Elefante blanco

Crítica de Diego Batlle - La Nación

Una narración poderosa y una gran ambientación en el nuevo film de Trapero

En la portentosa secuencia inicial (previa incluso a los créditos), vemos cómo el padre Julián (Ricardo Darín) es sometido a una tomografía en la cabeza; cómo ese mismo cura viaja a Bolivia para rescatar en plena selva a un colega belga, Nicolas (Jérémie Renier), en medio de una matanza de indígenas por parte de narcotraficantes, y cómo ambos terminarán juntos compartiendo un duro trabajo social en las villas porteñas (el film se rodó en la Villa 31 de Retiro y en el edificio del título en la Villa 15 de Lugano).

En esos primeros minutos están sintetizados el tono, el espíritu y las búsquedas de Elefante Blanco , una película que trasciende sus limitaciones (que las tiene) con una puesta en escena impecable, una narración poderosa y una ambientación siempre convincente.

El cine de Trapero ha puesto desde el principio el foco en las contradicciones del entramado social (basta recordar desde Mundo grúa hasta Carancho , pasando por El bonaerense o Leonera ), pero nunca había explorado con tanta profundidad la marginación, la violencia, los efectos del narcotráfico y el trabajo de los curas villeros en ese desolador contexto.

Lo primero que hay que decir es que Trapero elude la porno-miseria, el paternalismo y la estilización de la violencia en la línea de películas de proyección internacional como Ciudad de Dios . Prefiere, en cambio, un relato más clásico, en el que se destaca el aprovechamiento de las locaciones mediante un virtuoso trabajo de largos planos-secuencia que siguen a los personajes por los vericuetos del inmenso edificio abandonado y por los intrincados pasillos que rodean a las precarias construcciones de las villas.

Puede que los tres protagonistas no tengan esta vez la complejidad ni los matices de otros films de Trapero (el padre Julián que Darín encarna con su habitual solvencia tiene algunas ocasionales y mínimas dudas, pero es "casi" un santo; la asistente social que interpreta Martina Gusman no tiene el desarrollo de sus papeles previos, y, así, es Renier quien saca mayor provecho de un personaje que va creciendo con el correr del relato), y puede también que el sentido homenaje al padre Carlos Mugica resulte demasiado obvio y explícito, pero el director trasciende esos y otros esquematismos con una pintura social, un fresco construido con los mejores recursos cinematográficos.

La labor pastoral en medio de una sangrienta guerra de narcos que tiene incluso a niños y adolescentes como víctimas, las tensas relaciones con las autoridades políticas y policiales, y las diferencias entre los curas de base y la jerarquía eclesiástica son algunos de los aspectos que Trapero y sus coguionistas (los creadores de El estudiante y Los salvajes ) abordan durante las casi dos horas del film.

Es cierto que algunos elementos de la trama (las contradicciones íntimas, la culpa, la impotencia, el cansancio, la ira, el sufrimiento, la tensión sexual) están más "explicados" por los diálogos o imágenes demasiado explícitas que trabajados con pudor, con ductilidad o mediante la construcción de climas.

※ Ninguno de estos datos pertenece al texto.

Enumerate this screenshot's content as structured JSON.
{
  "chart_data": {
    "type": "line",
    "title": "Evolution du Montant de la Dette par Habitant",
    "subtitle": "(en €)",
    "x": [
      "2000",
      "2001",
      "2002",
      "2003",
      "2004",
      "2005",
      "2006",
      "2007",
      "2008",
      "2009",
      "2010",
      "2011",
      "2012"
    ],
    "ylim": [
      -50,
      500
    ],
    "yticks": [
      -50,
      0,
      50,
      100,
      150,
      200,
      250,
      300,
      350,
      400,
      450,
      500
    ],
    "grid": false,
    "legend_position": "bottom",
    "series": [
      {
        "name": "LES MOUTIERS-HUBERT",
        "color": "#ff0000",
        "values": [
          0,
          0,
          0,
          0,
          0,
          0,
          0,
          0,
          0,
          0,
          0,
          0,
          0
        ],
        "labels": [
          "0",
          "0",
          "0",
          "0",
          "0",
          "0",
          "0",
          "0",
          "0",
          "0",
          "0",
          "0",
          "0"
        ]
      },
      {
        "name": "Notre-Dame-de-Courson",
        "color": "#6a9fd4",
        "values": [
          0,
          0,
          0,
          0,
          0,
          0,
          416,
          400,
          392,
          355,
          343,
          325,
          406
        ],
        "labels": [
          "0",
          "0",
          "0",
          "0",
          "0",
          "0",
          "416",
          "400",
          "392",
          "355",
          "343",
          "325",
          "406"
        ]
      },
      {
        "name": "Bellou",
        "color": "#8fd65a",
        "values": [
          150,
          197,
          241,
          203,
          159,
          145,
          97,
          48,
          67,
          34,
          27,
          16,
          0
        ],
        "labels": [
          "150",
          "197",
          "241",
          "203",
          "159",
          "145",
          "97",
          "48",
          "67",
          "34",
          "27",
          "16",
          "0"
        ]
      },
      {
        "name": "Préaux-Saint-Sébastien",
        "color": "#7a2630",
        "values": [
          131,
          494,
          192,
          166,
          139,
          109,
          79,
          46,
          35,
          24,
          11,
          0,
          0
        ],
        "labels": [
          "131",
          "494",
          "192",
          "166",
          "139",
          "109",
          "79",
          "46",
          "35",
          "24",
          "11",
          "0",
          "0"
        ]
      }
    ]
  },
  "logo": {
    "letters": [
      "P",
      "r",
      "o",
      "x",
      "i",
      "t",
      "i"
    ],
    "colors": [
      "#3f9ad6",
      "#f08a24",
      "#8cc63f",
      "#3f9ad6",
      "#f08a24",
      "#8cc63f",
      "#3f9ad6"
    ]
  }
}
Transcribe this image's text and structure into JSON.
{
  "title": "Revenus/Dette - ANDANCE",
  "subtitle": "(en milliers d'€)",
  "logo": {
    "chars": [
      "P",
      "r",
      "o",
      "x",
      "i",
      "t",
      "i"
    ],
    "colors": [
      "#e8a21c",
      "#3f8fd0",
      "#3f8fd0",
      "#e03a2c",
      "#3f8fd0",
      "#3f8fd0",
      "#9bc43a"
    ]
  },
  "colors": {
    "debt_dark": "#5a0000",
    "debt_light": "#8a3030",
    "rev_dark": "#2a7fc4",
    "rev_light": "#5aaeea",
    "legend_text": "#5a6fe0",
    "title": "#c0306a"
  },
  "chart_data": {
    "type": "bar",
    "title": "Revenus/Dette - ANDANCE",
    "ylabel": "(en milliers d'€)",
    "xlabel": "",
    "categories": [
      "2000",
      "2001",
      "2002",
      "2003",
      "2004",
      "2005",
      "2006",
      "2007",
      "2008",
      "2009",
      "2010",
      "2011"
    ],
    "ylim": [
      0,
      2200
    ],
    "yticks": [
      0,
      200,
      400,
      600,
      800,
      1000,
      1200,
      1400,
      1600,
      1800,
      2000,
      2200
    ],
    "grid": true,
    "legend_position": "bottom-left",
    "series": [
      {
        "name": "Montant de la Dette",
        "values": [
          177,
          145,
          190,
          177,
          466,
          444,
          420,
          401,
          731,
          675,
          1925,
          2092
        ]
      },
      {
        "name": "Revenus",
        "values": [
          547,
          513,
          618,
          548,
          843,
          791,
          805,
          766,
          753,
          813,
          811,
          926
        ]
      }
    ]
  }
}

Trapero, queda claro, apostó aquí por la urgencia, la visceralidad, la fuerza de las imágenes. Y, en ese sentido, cada uno de sus planos tiene una potencia, una convicción, una carga emotiva que arrasan con cualquier cuestionamiento "intelectual". Es de agradecer, por lo tanto, que un director de su jerarquía -y con una frecuencia entre película y película que nunca supera los dos años- vaya siempre por más, con audacia, con rigor y, por supuesto, con talento.